Eva Kor was 10 years old when she and her twin sister Miriam were separated from their parents and two older sisters on the selection platform at the Auschwitz concentration camp in Poland. They never saw them again.
Kor told Marquette students her life story in a packed Weasler Auditorium Thursday night, as a part of Marquette Student Government’s speaker series. Nazis selected Kor and her sister to participate in Dr. Josef Mengele’s twin experimentation. Mengele was a Nazi doctor known for his sociopathic behavior.
“They would take a lot of blood from my left arm and give me a minimum of 5 injections into my right arm,” Kor said. “Those were the deadly ones.”
Although Kor never learned the contents of those injections, she said she believes they were germs and diseases. After one round of injections she became very ill and developed a high fever.
“The next morning Dr. Mengele came in with four other doctors … he looked at my fever chart and then declared, laughing sarcastically, ‘too bad she’s so young, she only has two weeks to live,’” Kor said.
But she did not give up easily, vowing silently to prove Mengele wrong and become reunited with her sister. After two weeks her fever broke and three weeks later Nazis released her from the hospital barracks and allowed her to return to Miriam.
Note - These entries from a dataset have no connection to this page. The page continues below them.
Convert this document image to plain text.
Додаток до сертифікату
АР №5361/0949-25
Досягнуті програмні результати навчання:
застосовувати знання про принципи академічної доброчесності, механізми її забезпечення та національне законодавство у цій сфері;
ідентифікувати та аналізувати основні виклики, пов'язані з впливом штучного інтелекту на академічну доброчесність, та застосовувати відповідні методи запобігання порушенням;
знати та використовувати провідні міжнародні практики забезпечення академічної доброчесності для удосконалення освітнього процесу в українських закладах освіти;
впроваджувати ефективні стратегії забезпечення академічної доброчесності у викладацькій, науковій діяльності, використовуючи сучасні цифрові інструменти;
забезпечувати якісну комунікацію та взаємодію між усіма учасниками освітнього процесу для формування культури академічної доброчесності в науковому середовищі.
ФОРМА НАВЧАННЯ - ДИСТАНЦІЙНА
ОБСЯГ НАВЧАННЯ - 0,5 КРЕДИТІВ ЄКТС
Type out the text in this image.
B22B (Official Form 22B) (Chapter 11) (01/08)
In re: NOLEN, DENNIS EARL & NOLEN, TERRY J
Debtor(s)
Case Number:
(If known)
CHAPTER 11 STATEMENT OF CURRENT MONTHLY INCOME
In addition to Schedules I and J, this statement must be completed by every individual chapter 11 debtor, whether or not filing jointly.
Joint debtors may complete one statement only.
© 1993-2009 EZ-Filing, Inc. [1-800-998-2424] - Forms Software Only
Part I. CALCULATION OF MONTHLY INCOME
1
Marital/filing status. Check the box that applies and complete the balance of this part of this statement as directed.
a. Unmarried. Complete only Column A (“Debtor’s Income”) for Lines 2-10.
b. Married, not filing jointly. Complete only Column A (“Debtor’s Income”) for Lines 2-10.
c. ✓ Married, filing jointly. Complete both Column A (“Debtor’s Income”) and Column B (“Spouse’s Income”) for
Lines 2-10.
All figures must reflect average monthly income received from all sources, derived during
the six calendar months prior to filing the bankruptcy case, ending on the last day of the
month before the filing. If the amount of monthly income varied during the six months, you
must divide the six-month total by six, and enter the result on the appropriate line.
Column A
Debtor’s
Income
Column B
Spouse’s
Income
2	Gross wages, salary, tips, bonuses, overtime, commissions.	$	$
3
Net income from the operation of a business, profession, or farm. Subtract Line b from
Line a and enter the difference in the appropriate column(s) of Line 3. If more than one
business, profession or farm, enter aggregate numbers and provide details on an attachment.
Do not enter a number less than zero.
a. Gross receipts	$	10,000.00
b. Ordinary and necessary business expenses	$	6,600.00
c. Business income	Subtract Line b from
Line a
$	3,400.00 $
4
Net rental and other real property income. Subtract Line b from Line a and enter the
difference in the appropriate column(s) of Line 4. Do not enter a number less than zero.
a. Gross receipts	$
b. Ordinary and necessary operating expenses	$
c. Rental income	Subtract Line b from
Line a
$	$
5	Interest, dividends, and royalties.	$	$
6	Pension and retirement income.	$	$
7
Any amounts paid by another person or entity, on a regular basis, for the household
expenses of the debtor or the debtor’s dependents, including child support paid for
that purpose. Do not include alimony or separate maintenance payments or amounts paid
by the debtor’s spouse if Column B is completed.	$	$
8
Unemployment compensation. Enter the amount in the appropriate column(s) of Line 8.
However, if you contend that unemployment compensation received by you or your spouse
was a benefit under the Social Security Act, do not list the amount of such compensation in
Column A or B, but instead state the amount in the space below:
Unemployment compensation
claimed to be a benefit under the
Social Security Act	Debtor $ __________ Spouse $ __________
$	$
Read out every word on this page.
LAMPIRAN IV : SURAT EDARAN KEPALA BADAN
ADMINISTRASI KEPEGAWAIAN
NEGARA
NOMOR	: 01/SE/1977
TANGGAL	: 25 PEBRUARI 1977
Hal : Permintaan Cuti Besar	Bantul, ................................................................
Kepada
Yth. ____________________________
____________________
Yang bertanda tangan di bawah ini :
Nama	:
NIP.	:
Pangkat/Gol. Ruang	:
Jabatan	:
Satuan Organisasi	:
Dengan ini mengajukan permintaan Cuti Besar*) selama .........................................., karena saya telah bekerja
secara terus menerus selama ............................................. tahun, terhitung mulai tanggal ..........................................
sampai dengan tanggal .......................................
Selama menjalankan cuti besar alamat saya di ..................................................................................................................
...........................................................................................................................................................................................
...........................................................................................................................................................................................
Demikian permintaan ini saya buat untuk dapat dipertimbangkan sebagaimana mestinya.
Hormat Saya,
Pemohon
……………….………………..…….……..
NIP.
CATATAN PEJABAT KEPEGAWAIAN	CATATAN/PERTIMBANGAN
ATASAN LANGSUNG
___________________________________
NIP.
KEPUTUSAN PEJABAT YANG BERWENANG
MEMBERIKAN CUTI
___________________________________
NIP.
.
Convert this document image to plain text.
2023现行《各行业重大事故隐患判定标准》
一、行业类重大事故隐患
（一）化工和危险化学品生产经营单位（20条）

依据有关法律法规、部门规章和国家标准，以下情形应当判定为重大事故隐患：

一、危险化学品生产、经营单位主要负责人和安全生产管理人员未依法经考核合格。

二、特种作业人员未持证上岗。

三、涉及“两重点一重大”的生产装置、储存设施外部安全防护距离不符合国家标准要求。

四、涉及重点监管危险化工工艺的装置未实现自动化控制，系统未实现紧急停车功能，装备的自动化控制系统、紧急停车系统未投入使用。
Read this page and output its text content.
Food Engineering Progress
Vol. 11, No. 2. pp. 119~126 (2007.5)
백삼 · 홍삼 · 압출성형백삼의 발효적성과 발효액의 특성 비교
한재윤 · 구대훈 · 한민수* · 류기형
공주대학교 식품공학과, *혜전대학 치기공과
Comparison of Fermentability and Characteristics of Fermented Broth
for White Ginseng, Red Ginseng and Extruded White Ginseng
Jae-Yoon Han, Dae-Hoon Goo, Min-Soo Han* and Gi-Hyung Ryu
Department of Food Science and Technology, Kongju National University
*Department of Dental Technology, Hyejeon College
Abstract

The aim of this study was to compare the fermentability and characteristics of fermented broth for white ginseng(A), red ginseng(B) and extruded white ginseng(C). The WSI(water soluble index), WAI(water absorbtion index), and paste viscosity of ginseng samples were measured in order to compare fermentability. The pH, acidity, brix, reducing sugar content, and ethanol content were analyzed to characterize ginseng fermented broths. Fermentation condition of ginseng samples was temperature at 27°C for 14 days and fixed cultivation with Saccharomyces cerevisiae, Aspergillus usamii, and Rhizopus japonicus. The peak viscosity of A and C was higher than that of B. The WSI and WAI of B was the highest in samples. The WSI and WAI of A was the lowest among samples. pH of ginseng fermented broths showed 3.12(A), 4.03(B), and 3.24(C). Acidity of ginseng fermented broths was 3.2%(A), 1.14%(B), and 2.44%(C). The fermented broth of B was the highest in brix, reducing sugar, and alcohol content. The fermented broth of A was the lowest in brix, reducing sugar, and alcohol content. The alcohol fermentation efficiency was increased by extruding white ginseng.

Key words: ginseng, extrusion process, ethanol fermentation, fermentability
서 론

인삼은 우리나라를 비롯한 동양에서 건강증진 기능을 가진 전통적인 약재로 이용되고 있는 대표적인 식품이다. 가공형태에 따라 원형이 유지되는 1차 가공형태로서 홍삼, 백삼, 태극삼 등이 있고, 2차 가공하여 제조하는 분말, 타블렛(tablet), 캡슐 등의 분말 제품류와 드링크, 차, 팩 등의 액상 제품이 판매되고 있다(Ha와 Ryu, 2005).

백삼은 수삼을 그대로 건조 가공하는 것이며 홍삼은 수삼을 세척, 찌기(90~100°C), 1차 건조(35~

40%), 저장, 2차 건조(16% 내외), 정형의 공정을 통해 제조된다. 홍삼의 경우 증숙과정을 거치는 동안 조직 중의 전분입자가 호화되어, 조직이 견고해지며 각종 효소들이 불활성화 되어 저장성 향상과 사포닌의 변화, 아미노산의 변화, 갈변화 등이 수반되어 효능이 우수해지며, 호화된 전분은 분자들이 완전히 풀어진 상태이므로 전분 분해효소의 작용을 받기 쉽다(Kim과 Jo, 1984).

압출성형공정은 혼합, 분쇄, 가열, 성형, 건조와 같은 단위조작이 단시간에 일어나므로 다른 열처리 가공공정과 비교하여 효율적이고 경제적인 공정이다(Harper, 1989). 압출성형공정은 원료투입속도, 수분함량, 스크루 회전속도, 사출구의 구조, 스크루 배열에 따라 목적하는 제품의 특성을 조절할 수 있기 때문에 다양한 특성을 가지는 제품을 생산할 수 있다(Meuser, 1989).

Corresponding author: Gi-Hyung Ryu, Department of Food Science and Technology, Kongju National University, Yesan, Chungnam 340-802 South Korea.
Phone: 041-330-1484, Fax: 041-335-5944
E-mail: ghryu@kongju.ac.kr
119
While Eva was in the hospital, Nazis kept Miriam in isolation so they could experiment on her when Eva died.
“Would I have died, Miriam would have been rushed to Mengele’s lab, killed instantly with an injection to the heart and then Mengele would have done the comparative autopsies,” Kor said.
The Soviet Army liberated Auschwitz on Jan. 27 1945, saving both Eva and Miriam. In 1993, Miriam passed away from lung cancer.
Kor made national news when she forgave Mengele at an event celebrating the 50th anniversary of the liberation of Auschwitz.
“Immediately I felt that all of the pain I carried around was lifted from my shoulders, that I was no longer a victim of Auschwitz, that I was no longer a prisoner of my tragic past,” Kor said. “I was free of Auschwitz and I was free of Mengele.”
In addition, Kor founded CANDLES, a Holocaust museum and education center in Terra Haute, Ind. that seeks to educate future generations on the events of the Holocaust.
“It’s very impressive for (Kor) to tell personal stories and inspiring that she’s able to forgive in spite of what happened,” said Anna Stankovich, a sophomore in the College of Arts & Sciences who attended the event.
Kor will appear in a Jan. 27 CNN documentary on the 70th anniversary of Auschwitz’s liberation.